Sunday, February 16, 2014

february 16

No new posts tonight; getting this together was hard enough. I knew this would be difficult, but I forgot just how difficult. I knew February 2010 would basically be a countdown for me, but I forgot how bad things were years before. It's hard to read, because while sometimes things seem so much better, sometimes I read this and things feel exactly the same.

But they're not. I know they're not. I no longer have the food hanging over my head, the intense self-hatred I would never wish on anyone, ever. Ever, ever, ever.

Anyway.

Trigger warning: eating disorder, suicidality.

February 16th

2005

01:42 am - (no subject)


oh look at the time...

have I done any homework tonight? no

ugh

farscape is depressing me. can it be happy again?


09:04 pm - she wants to go home, but nobody's home


omg ok this day really really sucked. I totally agree Anneka.

Mackey just HAD to give us that fucking in-class essay at the end. After the horrible math test. grrrrrr

To do:

-bio report
-start bio project
-history reading
-math homework
-POMs
-english reading
-english essay
-spanish ap work
-spanish oral thingy

oh tonight is going to be just GRAND. i was up until 2:30 last night and it'll probably be at least 3 tonight. great

and lost just finished and alias just started. and i'm not watching either

and uhh. it's so not natural. tv shows should not be able to affect people so much. seriously. i've watched the scene THREE TIMES and i CAN'T WATCH IT WITHOUT CRYING

:spazz:

i really need to send the disc back, but i don't want to. i want to keep watching it over and over and over... so much for happy endings eh?


2008


02:15 pm - (no subject)


I lost my prescription, which means I don't have my anti-depressants.

I've already missed a day, and I think I can feel it. Or maybe it's just in my head? It has a long half-life, so I really probably shouldn't feel it for a while.

Ugh. I feel like crap.I feel so big today. But hell, when don't I...


2009


06:07 pm - (no subject)


I really just want today to be over. This weekend has been horrible. It needs to end.

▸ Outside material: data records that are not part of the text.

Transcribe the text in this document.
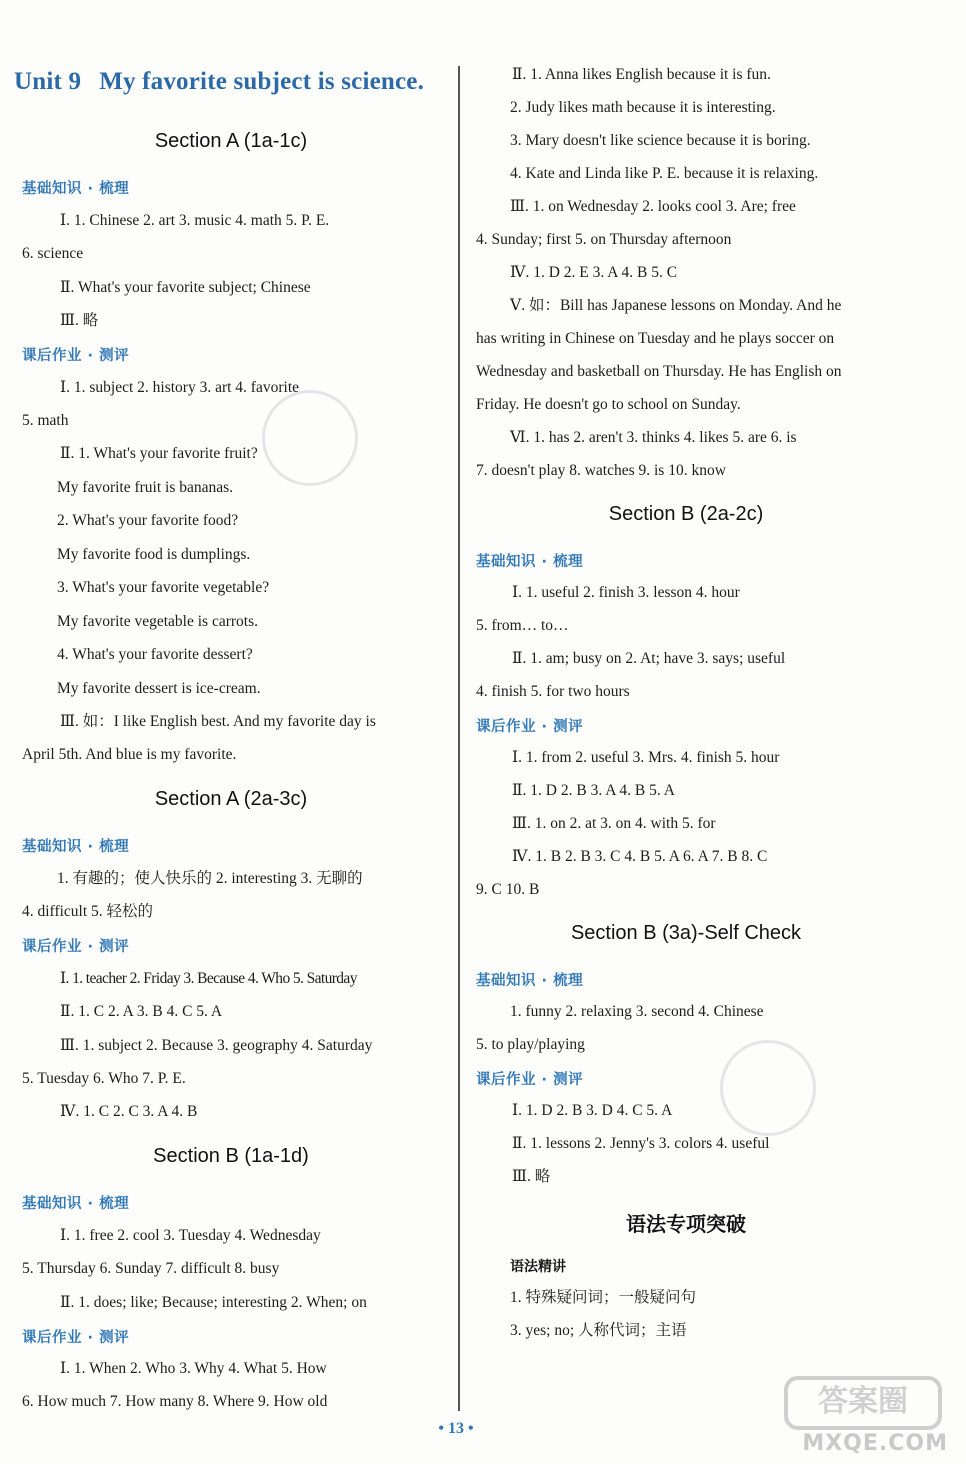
Unit 9 My favorite subject is science.
Section A (1a-1c)
基础知识 · 梳理
Ⅰ. 1. Chinese 2. art 3. music 4. math 5. P. E.
6. science
Ⅱ. What's your favorite subject; Chinese
Ⅲ. 略
课后作业 · 测评
Ⅰ. 1. subject 2. history 3. art 4. favorite
5. math
Ⅱ. 1. What's your favorite fruit?
My favorite fruit is bananas.
2. What's your favorite food?
My favorite food is dumplings.
3. What's your favorite vegetable?
My favorite vegetable is carrots.
4. What's your favorite dessert?
My favorite dessert is ice-cream.
Ⅲ. 如：I like English best. And my favorite day is
April 5th. And blue is my favorite.
Section A (2a-3c)
基础知识 · 梳理
1. 有趣的；使人快乐的 2. interesting 3. 无聊的
4. difficult 5. 轻松的
课后作业 · 测评
Ⅰ. 1. teacher 2. Friday 3. Because 4. Who 5. Saturday
Ⅱ. 1. C 2. A 3. B 4. C 5. A
Ⅲ. 1. subject 2. Because 3. geography 4. Saturday
5. Tuesday 6. Who 7. P. E.
Ⅳ. 1. C 2. C 3. A 4. B
Section B (1a-1d)
基础知识 · 梳理
Ⅰ. 1. free 2. cool 3. Tuesday 4. Wednesday
5. Thursday 6. Sunday 7. difficult 8. busy
Ⅱ. 1. does; like; Because; interesting 2. When; on
课后作业 · 测评
Ⅰ. 1. When 2. Who 3. Why 4. What 5. How
6. How much 7. How many 8. Where 9. How old
Ⅱ. 1. Anna likes English because it is fun.
2. Judy likes math because it is interesting.
3. Mary doesn't like science because it is boring.
4. Kate and Linda like P. E. because it is relaxing.
Ⅲ. 1. on Wednesday 2. looks cool 3. Are; free
4. Sunday; first 5. on Thursday afternoon
Ⅳ. 1. D 2. E 3. A 4. B 5. C
Ⅴ. 如：Bill has Japanese lessons on Monday. And he
has writing in Chinese on Tuesday and he plays soccer on
Wednesday and basketball on Thursday. He has English on
Friday. He doesn't go to school on Sunday.
Ⅵ. 1. has 2. aren't 3. thinks 4. likes 5. are 6. is
7. doesn't play 8. watches 9. is 10. know
Section B (2a-2c)
基础知识 · 梳理
Ⅰ. 1. useful 2. finish 3. lesson 4. hour
5. from… to…
Ⅱ. 1. am; busy on 2. At; have 3. says; useful
4. finish 5. for two hours
课后作业 · 测评
Ⅰ. 1. from 2. useful 3. Mrs. 4. finish 5. hour
Ⅱ. 1. D 2. B 3. A 4. B 5. A
Ⅲ. 1. on 2. at 3. on 4. with 5. for
Ⅳ. 1. B 2. B 3. C 4. B 5. A 6. A 7. B 8. C
9. C 10. B
Section B (3a)-Self Check
基础知识 · 梳理
1. funny 2. relaxing 3. second 4. Chinese
5. to play/playing
课后作业 · 测评
Ⅰ. 1. D 2. B 3. D 4. C 5. A
Ⅱ. 1. lessons 2. Jenny's 3. colors 4. useful
Ⅲ. 略
语法专项突破
语法精讲
1. 特殊疑问词；一般疑问句
3. yes; no; 人称代词；主语
• 13 •
答案圈
MXQE.COM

I hate how I judge the success of my days not on what I did or who I saw but what I ate.

Feeling suicidal tonight. Not the usual irrationally overdramatic, impulsive desire to fling myself off the top of a building, but a deep-rooted, calm need to simply wither away. I don't want my death to be flashy. I want to just slowly fade out of existence, so that by the time I'm gone people will have forgotten I ever existed. I don't want to hurt anyone. I just want to be gone.

07:07 pm - (no subject)


How did this ever start? When did I ever get it into my head that eating more food than should be physically possible would make me happy? How did I get here?

It's time to go take some dramamine and hope I die in my sleep tonight. Maybe tonight. Always and every just maybe tonight.


2010


05:35 pm - (no subject)


OMG the last two weeks have been so crazy. Archaeology midterm two Wednesdays ago, anthro midterm that Friday, LS midterm last monday, midterm paper due Wednesday. Sister's birthday Wednesday, which was super fun but a lot of work cooking and shopping and wrapping (and cleaning up after her haha).

Then my parents came this weekend, which was like. Really, really stressful. I'm still a little annoyed they didn't even ask if they could come this year, they just assumed. Whatever. They just don't mesh with college life, sorry.

( rant )

I have this feeling like they've just totally given up on me. They were giving me these looks that were driving me crazy but I know they're never going to say anything. Whatever. I'm over it. Now they're on to my sister. My mom gave her this huge lecture on how next year when she has an apartment she needs to make sure she eats well and blah blah and I just walked away. I can't deal with them. They always need something to put on a diet. My poor kitties. So Meeko has hyperthyroidism, and she lost like half her body weight. She was like 4 lbs, it was horrible. Anyway, we got her some medication and she's doing SO much better, and what does my dad say? She's fat. I could literally slap him. And when I was home over break I gave Nibblets more than I was supposed to because YOU CAN FEEL HER HIPBONES THROUGH HER BACK WHICH YOU AREN'T SUPPOSED TO BE ABLE TO DO god.

OH speaking of which, we went shopping at Victoria's Secret. Because, well. My sister + my parent's money = shopping = VS, ha. And I saw this ad and did a HUGE double-take.



I mean, really now? I hate the fashion industry, so much.

Err, rant. Anyway. We went to the LA zoo! It's not as bad as it's made out to be, but the cages are still super-tiny. It was snow day! Which was funny, because it was EIGHTY SEVEN DEGREES. IT'S FEBRUARY. I hate LA. Anyway, the cats were cats and ignored it. The chimps were so funny, completely avoiding it.

And oh my god there was a baby koala. I melted into a little puddle of goo.

( LA Zoo + CPK )
Oh my god.
 
 

( my mom finally scanned in some of her pictures )

Also, Christmas:


Yeah, that is definitely Anders. Signed. Matches my Starbuck!!

And yeah, my sister hung a thong over her Brad Pitt. Typical.